Alston: A Different Kind of Diversity

This past Martin Luther King Jr. Day, students protested what they see as Dartmouth’s implicit cooperation with what they consider institutionalized racism and classism. They took issue with the fact that Dartmouth maintains what they referred to as the “commitment to the illusion of diversity.” While issues of racial equality are important, Dartmouth has actually come a long way in terms of racial diversity.

When my mom stepped on campus in the fall of 1973, the campus population was a little over 10 percent female and roughly 90 percent white. When people talk of a stereotypical Dartmouth, one white as the snow that graces the Green, this is the image that pops into my mind.

Though the buildings and the scenery remain the same, Dartmouth looks nothing like the school my mom attended. The core principle of liberal arts education remains, but a wider variety of people now bask in its benefits. In fact, fewer than half of the students are white. Forty years ago there were few Hispanic, Asian or international students, but these groups now represent 6, 14 and 16 percent of the student body, respectively. We’re far from the pinnacle of pluralism, but Dartmouth still boasts an incredibly diverse group of students — at least in terms of skin color.

To me, though, skin color is a poor measure of diversity and its use as such promotes superficial judgments. A blind commitment to raising the representation of some races ignores other measures of diversity, primarily socioeconomic status. Dartmouth’s efforts to boost racial diversity and minority representation, combined with efforts to keep a healthy number of legacies in the student population, have left the white middle and working class — the largest segment of the American population — woefully underrepresented. This phenomenon is not limited to white people. Only 15 percent of the overall Dartmouth undergraduate student body receive Pell Grants and just shy of 50 percent of students do not receive financial aid (though to be fair, many of our peer institutions are comparable in this regard).

I feel this deficiency in socioeconomic diversity deprives students of perspectives that can only be gleaned from interaction with people of substantively different backgrounds. Race may be an indicator of superficial difference but does not guarantee a substantially different worldview. Conversely, one’s socioeconomic status may not be as apparent upon first glance, but it does provide one with a fundamentally different vantage point than from peers of different backgrounds.
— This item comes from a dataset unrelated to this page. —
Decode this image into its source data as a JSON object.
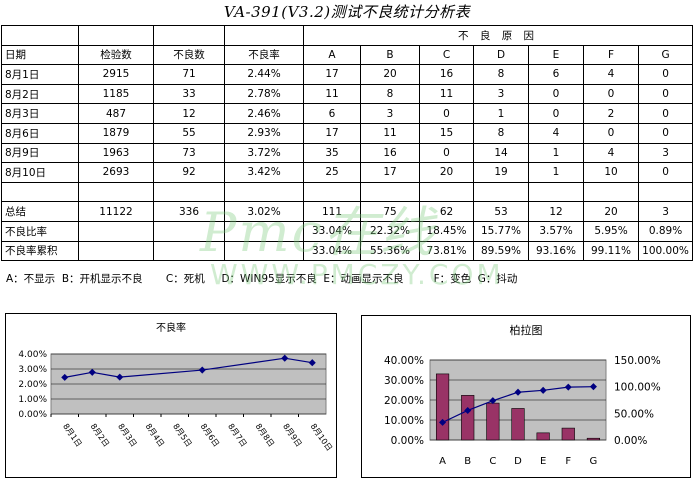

I’ve lived in a Super Zip bubble for almost all of my life, and my peers were mostly of a similar socioeconomic status despite being of fairly diverse ethnic backgrounds. Most of us were part of the same recreational sports as kids, put ourselves through the same advanced courses in high school and for the longest time, shared a broadly left-liberal political outlook. I had limited experience and substantive understanding of how people outside this bubble of relative socioeconomic parity lived and thought.

A diversity of socioeconomic backgrounds naturally alleviates this problem, as people who are part of the top income brackets have substantively different political views than their less well-off counterparts, especially regarding social issues, and have different childhood experiences. Understanding these differences is important in a community that is supposed to cultivate the leaders of the future.

While Dartmouth is far from a King-style utopia in racial and gender diversity and harmony, we’ve come a long way from the fairly bland, mostly white campus of my mom’s day. Though the importance of racial issues should not be dismissed, if we are to shape future leaders, we must expose students to backgrounds and upbringings radically different from their own. A rainbow of skin colors isn’t enough to accomplish this. So I feel it’s time that Dartmouth refocuses its efforts on something that hasn’t improved enough on campus since the 1970s — socioeconomic diversity.